L'autorité de régulation formule ensuite plusieurs recommandations sur les mécanismes de soutien à l'autoconsommation. Sur les soutiens indirects, elle préconise "de restreindre le champ d'exonération des opérations de la contribution au service public de l'électricité (CSPE) et des taxes locales sur l'énergie autoconsommée". La CRE avance le seuil de 9 kWc de puissance maximale pour cette exonération, c'est-à-dire aux petites installations, et d'exclure celles d'autoconsommation collectives. Et la commission ne se prononce pas sur la prise en compte de ce mode de consommation dans la structure du TURPE HTA-BT et des tarifs réglementés de vente. Une question qualifiée de sensible par le cabinet Gossement et qui fait l'objet d'une concertation publique jusqu'à la fin du mois de mars. Sur les soutiens directs (prime à l'investissement, tarif d'achat), la CRE est plus ouverte, puisqu'elle considère ces outils comme autorisant un pilotage plus efficace dans le développement des installations.
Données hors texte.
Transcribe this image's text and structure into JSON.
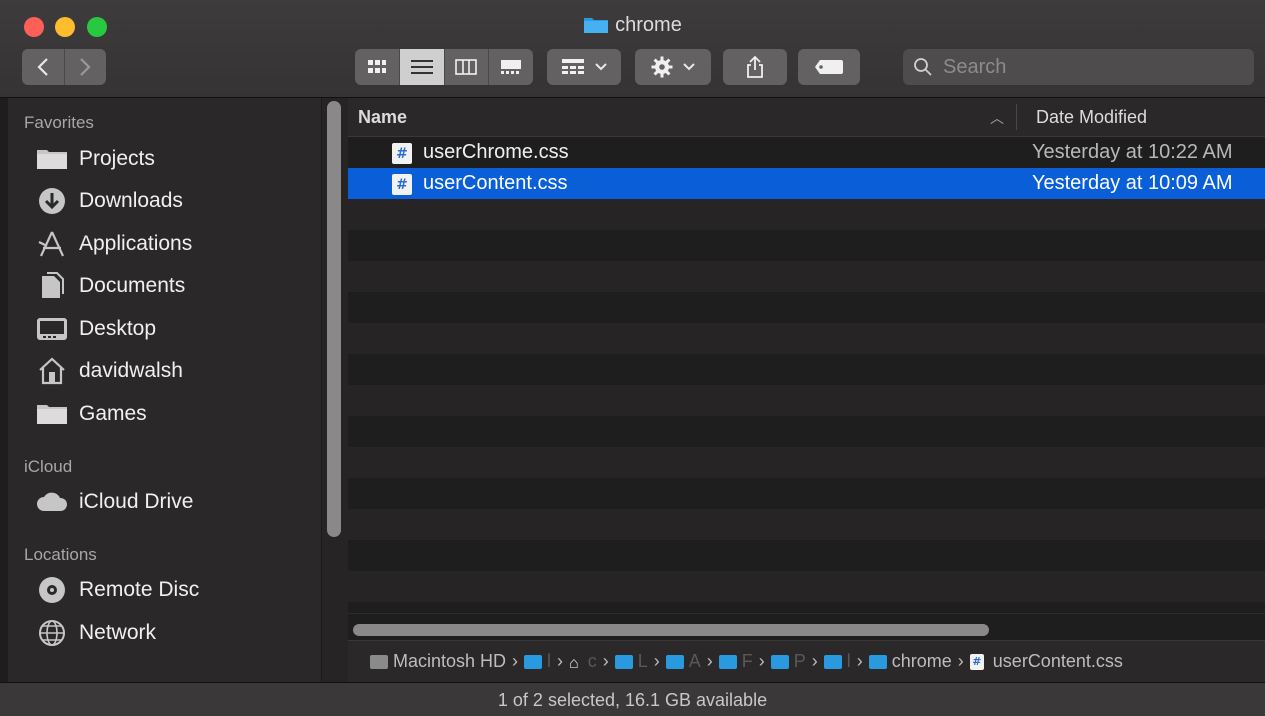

Elle pose trois principes : un tarif d'achat réservé aux installations de moins de 100 kWc et un appel d'offres au-delà ; une articulation avec les autres dispositifs de soutien de la filière solaire avec harmonisation sur un seul tarif d'achat ; la prise en compte de particularités territoriales, notamment pour les zones non interconnectées.

 

Des professionnels de l'énergie solaire pas satisfaits

 

Ces propositions n'ont pas toutes convaincu Enerplan, syndicat des professionnels de l'énergie solaire. Dans un communiqué, il précise constater "à regret, que les ambitions affichées ne sont pas traduites dans les actes : la délibération de la CRE comporte en effet de nombreuses sources d'inquiétude pour les professionnels". Sur l'exemption de CSPE, dont bénéficient actuellement toutes les installations d'autoconsommation de moins de 1 MW et que la CRE entend limiter aux plus petites, le syndicat estime que la crainte de réduction de l'assiette de la CSPR en cas de fort développement de l'autoconsommation est "très prématurée" puisque la France ne compte, à ce jour, que 20.000 installations contre 1,5 million en Allemagne. Enerplan ajoute : "La CRE passe totalement sous silence le fait qu'une installation qui fait le choix de l'autoconsommation plutôt que la vente directe génère elle-même une économie de CSPE". Pour le syndicat, le recours à des appels d'offres dans certains cas serait peu adapté, en raison de leur complexité et de leur lenteur. Sur l'autoconsommation collective, Enerplan juge la position de la commission "très fermée" quant à la question du périmètre des opérations au-delà de l'aval du poste de distribution. Il s'interroge : "Si l'autoconsommateur arrête de consommer son électricité (qu'il s'agisse d'une défaillance financière de sa part ou d'un simple déménagement) qu'advient-il du modèle économique de l'installation ?". Pour le syndicat, il sera nécessaire de rendre plus résilient et plus aisément finançable ce marché secondaire, au-delà du transformateur. Sur l'évolution du TURPE, les professionnels du solaire craignent une discrimination des mêmes autoconsommateurs collectifs à qui la CRE souhaite imposer une composante de soutirage supérieure de +15 % au TURPE standard, comme s'ils généraient des coûts supérieurs d'acheminement de l'électricité…

 

Daniel Bour, le président du syndicat, conclut : "Ce ne sont à ce stade que des recommandations de la CRE : Enerplan sera vigilant dans les semaines qui viennent pour défendre une vision positive et ambitieuse de l'autoconsommation, notamment à l'occasion du prochain groupe de travail sur le solaire, qui sera lancé par Sébastien Lecornu, ainsi que dans le cadre de la consultation publique relative à l'évolution du TURPE". Si la question de l'autoconsommation individuelle semble réglée, il n'en est donc pas de même pour l'autoconsommation collective où tout reste à inventer.